Hi internals,

Currently, it isn't possible to enable optimizations without enabling caching.
They should be orthogonal features - it's already possible to cache without
optimization passes (`opcache.optimization_level=0`)

I have a prototype implementing this at 
https://github.com/php/php-src/pull/5504 .
Conceptually, this behaves like opcache.file_cache_only in that it optimizes 
and doesn't use any shared memory, but doesn't actually save or load files.
I wanted to measure interest in an RFC to add this to PHP, and on what form 
this should take.
(I've heard PR discussion is supposed to be for implementation details, so I'm 
also creating an email thread)

Being forced to either enable caching or file_cache_only causes these problems:

- For file_cache_only, users would be forced to manage the file cache,
  and users may not be confident in properly handling all potential edge cases.

  (Running out of disk space, need to clear stale entries, concerns about opcode
  corruption not being fixed after restarting a process, etc)
- The shared memory block uses up a lot of RAM when individual PHP processes
  are known to be long-lived and don't have a common memory address space.
  (e.g. multiple long-lived php scripts managed by something that is not
  a php script (e.g. `supervisord`, daemons, tools run in the background in
  IDEs, etc).

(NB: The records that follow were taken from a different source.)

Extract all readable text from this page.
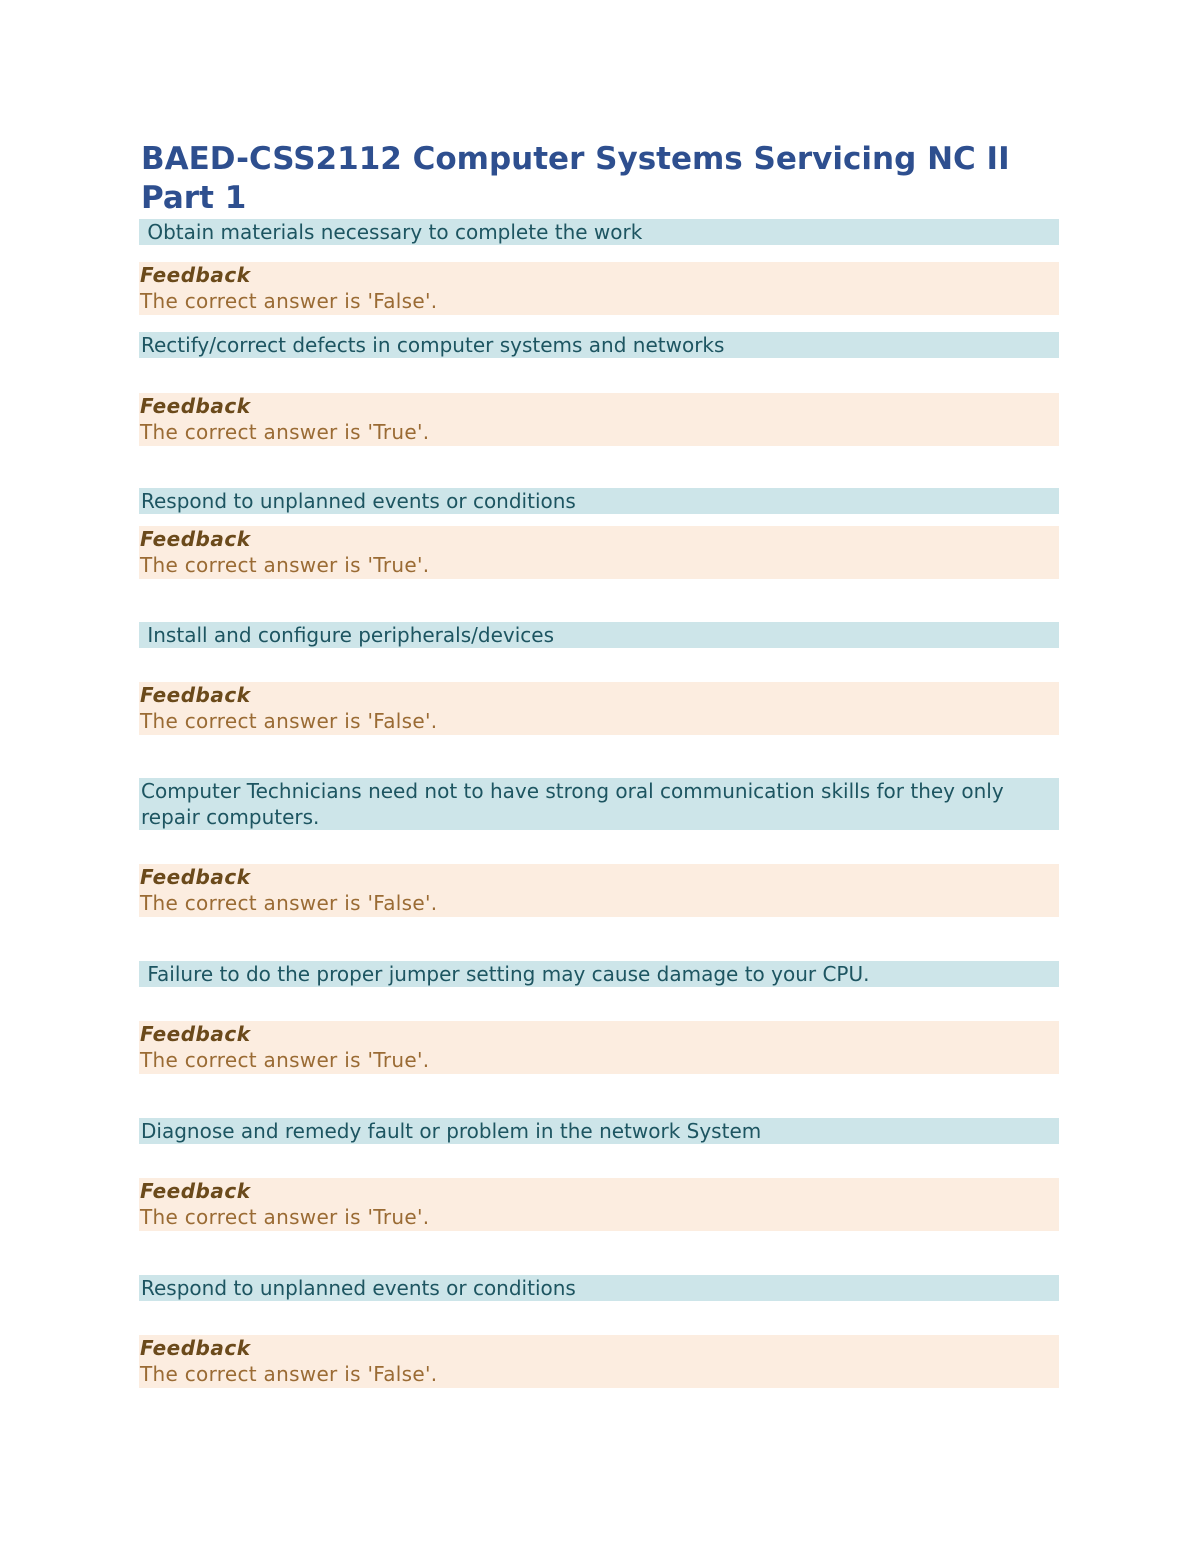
BAED-CSS2112 Computer Systems Servicing NC II Part 1
Obtain materials necessary to complete the work
Feedback
The correct answer is 'False'.
Rectify/correct defects in computer systems and networks
Feedback
The correct answer is 'True'.
Respond to unplanned events or conditions
Feedback
The correct answer is 'True'.
Install and configure peripherals/devices
Feedback
The correct answer is 'False'.
Computer Technicians need not to have strong oral communication skills for they only repair computers.
Feedback
The correct answer is 'False'.
Failure to do the proper jumper setting may cause damage to your CPU.
Feedback
The correct answer is 'True'.
Diagnose and remedy fault or problem in the network System
Feedback
The correct answer is 'True'.
Respond to unplanned events or conditions
Feedback
The correct answer is 'False'.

Typical web server uses such as apache share a process space, and 
would not use no_cache)

  The opcodes are duplicated in shmem, which wastes memory in use cases
  where they're stored in the cache but never retrieved.

  The default for opcache.memory_consumption is 128M.
  Even when this isn't used, the virtual memory to track the shared
  memory(shmem) segment seems to add 2MB extra per **independent** php process 
in
  "shared memory" segments (depending on OS settings?), reducing the free RAM 
available for other processes.

  (starting a large number of php CLI scripts that sleep() in a loop,
  `free` (linux program to report free memory) reports that `shared`
  increases by 2MB per process without opcache.no_cache, but barely increases
  with opcache.no_cache=1

On an unrelated PR 
https://github.com/php/php-src/pull/5097#issuecomment-576421941
Dmitry Stogov mentioned that

> Also, it would be great to move optimizer and JIT into core, to make them
> available even without opcode caching.

On the PR itself, Nikita Popov wrote 
https://github.com/php/php-src/pull/5504#issuecomment-622295467

> I like the idea of having optimization without caching,
> but the way to go about this is definitely moving the optimizer into Zend
> and making it available completely independently of the opcache extension.
> This has been "planned" for a long time, but never actually happened.

- I think that creating a new setting along the lines of opcache.no_cache would 
have a use case before and after such a refactoring,
  providing the benefits I mentioned for the use cases in the PR description.
  This would continue to be have a use case even if the caching parts of 
opcache.so moved into php's core
  (e.g. if that was done, and the caching module were loaded in php.ini
  as zend_extension=opcache.so, there'd still be a use case for a configuration 
setting to override that default
  to disable caching for running individual programs)

  Users may strongly prefer for `opcache.enable`, `opcache.enable_cli`, and 
`opcache.optimization_level` to continue controlling whether optimizations are 
performed
  (so setting the combination of `opcache.enable=1`, `opcache.enable_cli=1`, 
and a setting such as `opcache.no_cache=1` to optimize without caching would 
make sense there)
- If nobody's currently planning to work on moving the optimizer into Zend 
(i.e. into php's core),
  then it may be several minor releases before it's possible to have 
optimization without caching.
- There may be unforeseen objections to moving the optimizer into Zend from 
creators/users of profiling tools, debuggers, code coverage tools, etc.
  Hopefully not, but that'd depend on the proposed implementation details.